FAIN, P.J., and WOLFF, J., concur.

1 Section 3107.07 of the Revised Code sets forth a number of different circumstances under which a person's consent to adoption is not required.

2 For purposes of § 3107.07(A), a "parent" is one whose paternity has been legally established. Section 3107.07(A) does not apply to putative fathers. Rather, the necessity for the consent of a putative father is determined under § 3107.07(B). In the Matter of theAdoption of James Michael Bachman (Sept. 13, 1996), Montgomery App. No. 15720 (holding that the trial court erred in applying § 3107.07(A) rather than § 3107.07(B) when determining the need for a putative father's consent to adoption).

3 Although it is perhaps unclear whether the word "wilfully" modifies only "abandoned" or also modifies "failed to care for and support," this court previously has read § 3107.07(B) as requiring a petitioner to establish a willful failure to care for and support a child. See In theMatter of the Adoption of Bachman (Sept. 13, 1996), Montgomery App. No. 15720.
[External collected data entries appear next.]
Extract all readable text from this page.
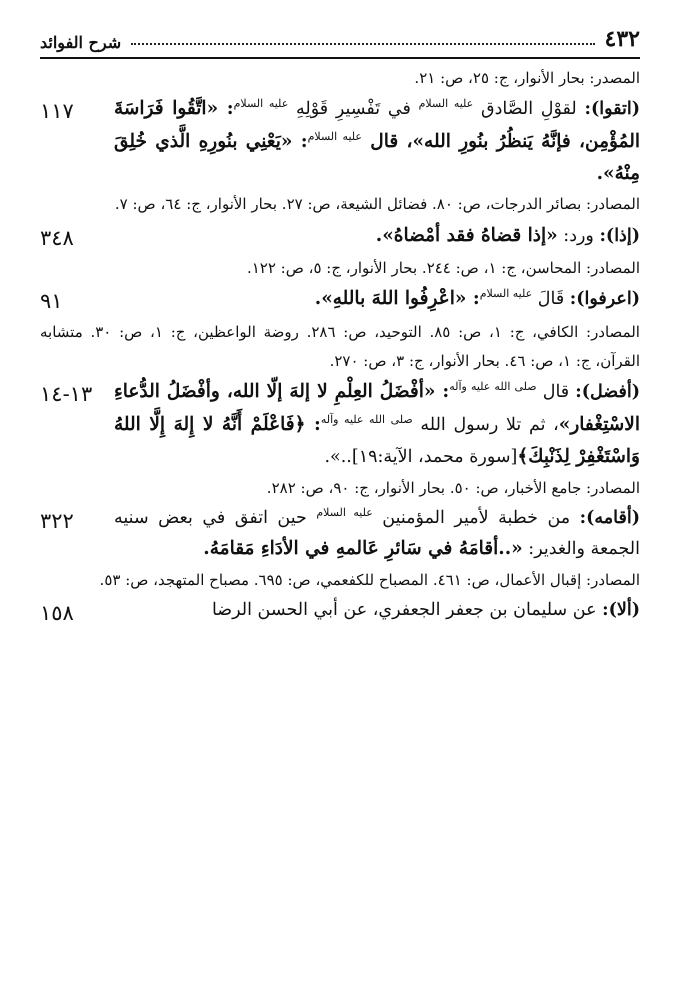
٤٣٢
شرح الفوائد
المصدر: بحار الأنوار، ج: ٢٥، ص: ٢١.
(اتقوا): لقوْلِ الصَّادق $^{عليه السلام}$ في تَفْسِيرِ قَوْلِهِ $^{عليه السلام}$: «اتَّقُوا فَرَاسَةَ المُؤْمِن، فإنَّهُ يَنظُرُ بنُورِ الله»، قال $^{عليه السلام}$: «يَعْنِي بنُورِهِ الَّذي خُلِقَ مِنْهُ».
١١٧
المصادر: بصائر الدرجات، ص: ٨٠. فضائل الشيعة، ص: ٢٧. بحار الأنوار، ج: ٦٤، ص: ٧.
(إذا): ورد: «إذا قضاهُ فقد أمْضاهُ».
٣٤٨
المصادر: المحاسن، ج: ١، ص: ٢٤٤. بحار الأنوار، ج: ٥، ص: ١٢٢.
(اعرفوا): قَالَ $^{عليه السلام}$: «اعْرِفُوا اللهَ باللهِ».
٩١
المصادر: الكافي، ج: ١، ص: ٨٥. التوحيد، ص: ٢٨٦. روضة الواعظين، ج: ١، ص: ٣٠. متشابه القرآن، ج: ١، ص: ٤٦. بحار الأنوار، ج: ٣، ص: ٢٧٠.
(أفضل): قال $^{صلى الله عليه وآله}$: «أفْضَلُ العِلْمِ لا إلهَ إلّا الله، وأفْضَلُ الدُّعاءِ الاسْتِغْفار»، ثم تلا رسول الله $^{صلى الله عليه وآله}$: ﴿فَاعْلَمْ أَنَّهُ لا إِلهَ إِلَّا اللهُ وَاسْتَغْفِرْ لِذَنْبِكَ﴾[سورة محمد، الآية:١٩]..».
١٣-١٤
المصادر: جامع الأخبار، ص: ٥٠. بحار الأنوار، ج: ٩٠، ص: ٢٨٢.
(أقامه): من خطبة لأمير المؤمنين $^{عليه السلام}$ حين اتفق في بعض سنيه الجمعة والغدير: «..أقامَهُ في سَائرِ عَالمهِ في الأدَاءِ مَقامَهُ.
٣٢٢
المصادر: إقبال الأعمال، ص: ٤٦١. المصباح للكفعمي، ص: ٦٩٥. مصباح المتهجد، ص: ٥٣.
(ألا): عن سليمان بن جعفر الجعفري، عن أبي الحسن الرضا
١٥٨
4 Presumably, it may be argued that a putative father's lack of communication with a child is relevant under R.C. § 3107.07(B), insofar as it might help establish a willful failure to "care for" the child. Whether McClellan's lack of communication in the present case, when viewed in light of the other evidence, is sufficient to support a finding that he willfully failed to "care for" R.C.A. within the meaning of § 3107.07(B) is an issue that the trial court should address in the first instance.